How does Change Tracking Extraction work in Rivery?

In order to align the data and the metadata in the first run, Rivery makes a migration of the chosen table(s) using the Overwrite loading mode. After the initial migration completes successfully, Rivery saves the database's current change tracking version in the river settings. The following river executions will extract data from this version until the newest version at the current execution time, and load the data using the Upsert-Merge loading mode to the target table(s).

Enable Change Tracking for Tables

To track changes, change tracking must first be enabled for the database, and then enabled for the tables that you want to track within that database. The table definition does not have to be changed in any way, and no triggers are created. 

To enable change tracking for a DB, use the following ALTER operation:

PL/SQL
ALTER DATABASE AdventureWorks2012 SET CHANGE_TRACKING = ON (CHANGE_RETENTION = 2 DAYS, AUTO_CLEANUP = ON)

To enable change tracking for a specific table, use the following ALTER operation: 

PL/SQL
ALTER TABLE Person.Contact ENABLE CHANGE_TRACKING

You can find more information regarding change tracking settings in Microsoft SQL Server docs.


Using Change Tracking

Select the Change Tracking option in the Source tab:

For the first river execution, make sure that all tables are checked as "Initiate Migration" in the Mapping tab:

This will extract all the source table's data into your target table and synchronize the river with the DB last change tracking version.
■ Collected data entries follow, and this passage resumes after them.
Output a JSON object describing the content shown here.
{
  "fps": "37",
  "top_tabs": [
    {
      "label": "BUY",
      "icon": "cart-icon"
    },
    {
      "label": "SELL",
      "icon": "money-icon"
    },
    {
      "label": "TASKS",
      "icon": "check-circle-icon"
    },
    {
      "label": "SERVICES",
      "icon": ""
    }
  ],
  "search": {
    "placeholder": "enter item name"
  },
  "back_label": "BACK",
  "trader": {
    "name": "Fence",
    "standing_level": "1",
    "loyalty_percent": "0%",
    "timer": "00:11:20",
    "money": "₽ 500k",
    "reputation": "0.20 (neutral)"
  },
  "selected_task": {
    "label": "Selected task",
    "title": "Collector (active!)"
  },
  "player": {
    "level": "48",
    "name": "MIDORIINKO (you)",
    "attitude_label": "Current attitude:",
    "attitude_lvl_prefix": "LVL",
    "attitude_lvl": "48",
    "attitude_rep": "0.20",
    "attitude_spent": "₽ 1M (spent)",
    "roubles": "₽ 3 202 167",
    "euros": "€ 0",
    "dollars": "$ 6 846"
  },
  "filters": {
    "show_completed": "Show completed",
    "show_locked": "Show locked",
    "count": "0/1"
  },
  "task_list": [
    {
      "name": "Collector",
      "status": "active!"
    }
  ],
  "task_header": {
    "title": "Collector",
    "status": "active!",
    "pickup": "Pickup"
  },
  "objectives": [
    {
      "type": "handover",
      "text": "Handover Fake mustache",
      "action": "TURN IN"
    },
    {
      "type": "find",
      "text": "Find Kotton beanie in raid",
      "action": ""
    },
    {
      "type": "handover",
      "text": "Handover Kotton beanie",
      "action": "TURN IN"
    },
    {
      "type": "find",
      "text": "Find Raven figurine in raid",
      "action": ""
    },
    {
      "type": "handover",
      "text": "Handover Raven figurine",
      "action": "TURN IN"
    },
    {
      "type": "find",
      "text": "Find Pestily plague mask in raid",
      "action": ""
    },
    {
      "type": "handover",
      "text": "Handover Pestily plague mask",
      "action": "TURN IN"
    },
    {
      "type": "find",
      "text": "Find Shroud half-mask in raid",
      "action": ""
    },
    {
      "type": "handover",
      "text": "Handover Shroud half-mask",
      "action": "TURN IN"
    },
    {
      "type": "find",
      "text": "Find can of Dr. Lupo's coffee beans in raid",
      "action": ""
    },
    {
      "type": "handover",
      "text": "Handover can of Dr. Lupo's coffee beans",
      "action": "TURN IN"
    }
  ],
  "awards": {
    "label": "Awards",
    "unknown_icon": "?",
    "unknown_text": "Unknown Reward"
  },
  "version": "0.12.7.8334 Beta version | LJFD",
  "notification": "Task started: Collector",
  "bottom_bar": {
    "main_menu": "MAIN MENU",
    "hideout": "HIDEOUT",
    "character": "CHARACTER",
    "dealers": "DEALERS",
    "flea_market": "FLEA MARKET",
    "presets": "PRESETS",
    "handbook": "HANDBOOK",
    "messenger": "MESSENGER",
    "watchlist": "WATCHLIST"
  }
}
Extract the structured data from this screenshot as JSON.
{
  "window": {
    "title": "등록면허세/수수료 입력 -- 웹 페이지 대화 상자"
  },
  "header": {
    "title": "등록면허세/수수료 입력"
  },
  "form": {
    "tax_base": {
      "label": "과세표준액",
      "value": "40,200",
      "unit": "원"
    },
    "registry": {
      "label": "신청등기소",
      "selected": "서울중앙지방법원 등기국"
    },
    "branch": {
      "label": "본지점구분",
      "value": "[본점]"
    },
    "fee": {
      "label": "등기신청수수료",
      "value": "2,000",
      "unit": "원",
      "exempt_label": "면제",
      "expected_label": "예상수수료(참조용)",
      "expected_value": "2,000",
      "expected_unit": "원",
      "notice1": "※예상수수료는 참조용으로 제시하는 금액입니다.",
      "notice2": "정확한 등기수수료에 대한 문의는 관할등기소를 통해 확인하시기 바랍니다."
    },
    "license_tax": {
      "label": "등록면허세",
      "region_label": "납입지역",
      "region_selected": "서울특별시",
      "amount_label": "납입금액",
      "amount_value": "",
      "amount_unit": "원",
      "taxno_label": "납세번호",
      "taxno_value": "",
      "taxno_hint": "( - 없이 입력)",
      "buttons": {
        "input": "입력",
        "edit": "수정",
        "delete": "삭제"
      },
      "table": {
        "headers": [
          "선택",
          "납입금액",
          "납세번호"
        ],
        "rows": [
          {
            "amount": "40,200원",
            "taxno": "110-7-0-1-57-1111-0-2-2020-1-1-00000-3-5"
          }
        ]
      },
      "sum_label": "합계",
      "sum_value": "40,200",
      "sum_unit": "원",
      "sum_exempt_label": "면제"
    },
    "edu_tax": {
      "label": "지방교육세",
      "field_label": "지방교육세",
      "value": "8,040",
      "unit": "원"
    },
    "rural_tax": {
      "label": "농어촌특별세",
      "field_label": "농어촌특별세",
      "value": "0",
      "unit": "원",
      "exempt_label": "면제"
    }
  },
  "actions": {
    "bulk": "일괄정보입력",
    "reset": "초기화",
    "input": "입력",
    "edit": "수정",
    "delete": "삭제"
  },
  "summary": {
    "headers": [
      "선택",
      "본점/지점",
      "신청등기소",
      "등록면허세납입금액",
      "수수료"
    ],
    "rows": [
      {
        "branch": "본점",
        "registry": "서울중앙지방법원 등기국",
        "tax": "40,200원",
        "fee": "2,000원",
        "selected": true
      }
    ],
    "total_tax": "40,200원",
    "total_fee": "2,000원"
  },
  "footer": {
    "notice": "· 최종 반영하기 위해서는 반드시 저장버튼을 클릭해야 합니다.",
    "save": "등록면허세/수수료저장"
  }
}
The following executions will extract data from the last synchronization version until the database's current version.

In the Activities tab you can find which versions were extracted for each execution:


Hard Delete 

Microsoft-SQL Change Tracking with Snowflake and Databricks Target Rivers features our 'Include Deleted Rows' functionality.

This option allows you to keep track of data that has been deleted from a source table.

To activate "Include Deleted Rows", follow these steps:

1. In Microsoft SQL Server River, click on Schema.

2. Choose a dedicated Source Table.

3. Select Table settings.

4. Check Initiate Migration, and then Overwrite Table Migration to match the existing database in SQL Server with the Snowflake/Databricks table (optional).

NOTE:

Skip this step if you want to keep working with the data in Snowflake/Databricks that has been marked as deleted.

After the first Initiate Migration is completed, The checkbox is de-checked.

5. Click Include Deleted Rows.

NOTE: 

If 'Include Deleted Rows' is selected, the River will retrieve all changes from the Change Tracking table, including deleted rows. 

It also adds a '__DELETED' column to indicate if the row was deleted or not from the source table.

6. Enable Remove Deleted Rows (optional).

NOTE:

This option is permitted only by selecting 'Upsert - Merge' in Loading Mode, as seen here:

WARNING:

By enabling 'Remove Deleted Rows', all rows having the status 'True' (Deleted) will be eliminated and removed from Snowflake/Databricks Target table.

7. Click Run.

8. Connect to Snowflake or Databricks to access and view the results.

Troubleshooting

Data Restore

When any database restore operation is made for a table, please check the “Initiate Migration” checkbox to initialize the table after the restore operation. This will load all the data from the source table into the target table to make sure it's synchronized and to prevent data loss.


Cleanup During River Extraction


While the data is being extracted, a database cleanup process may remove change tracking data that is older than the designated retention period. 

By the time the changes are obtained, the most recent synchronization version might no longer be valid. Therefore, an error will pop up - "Min valid version is greater than the last synchronization version. Please reinitialize the table".

To re-initialize the table, navigate to your River's Schema and choose "Set initiate migration for all tables" from the 3 dots menu.


All of the tables you've chosen should have the status "Waiting For Migration," which denotes that your synchronization version has been reset.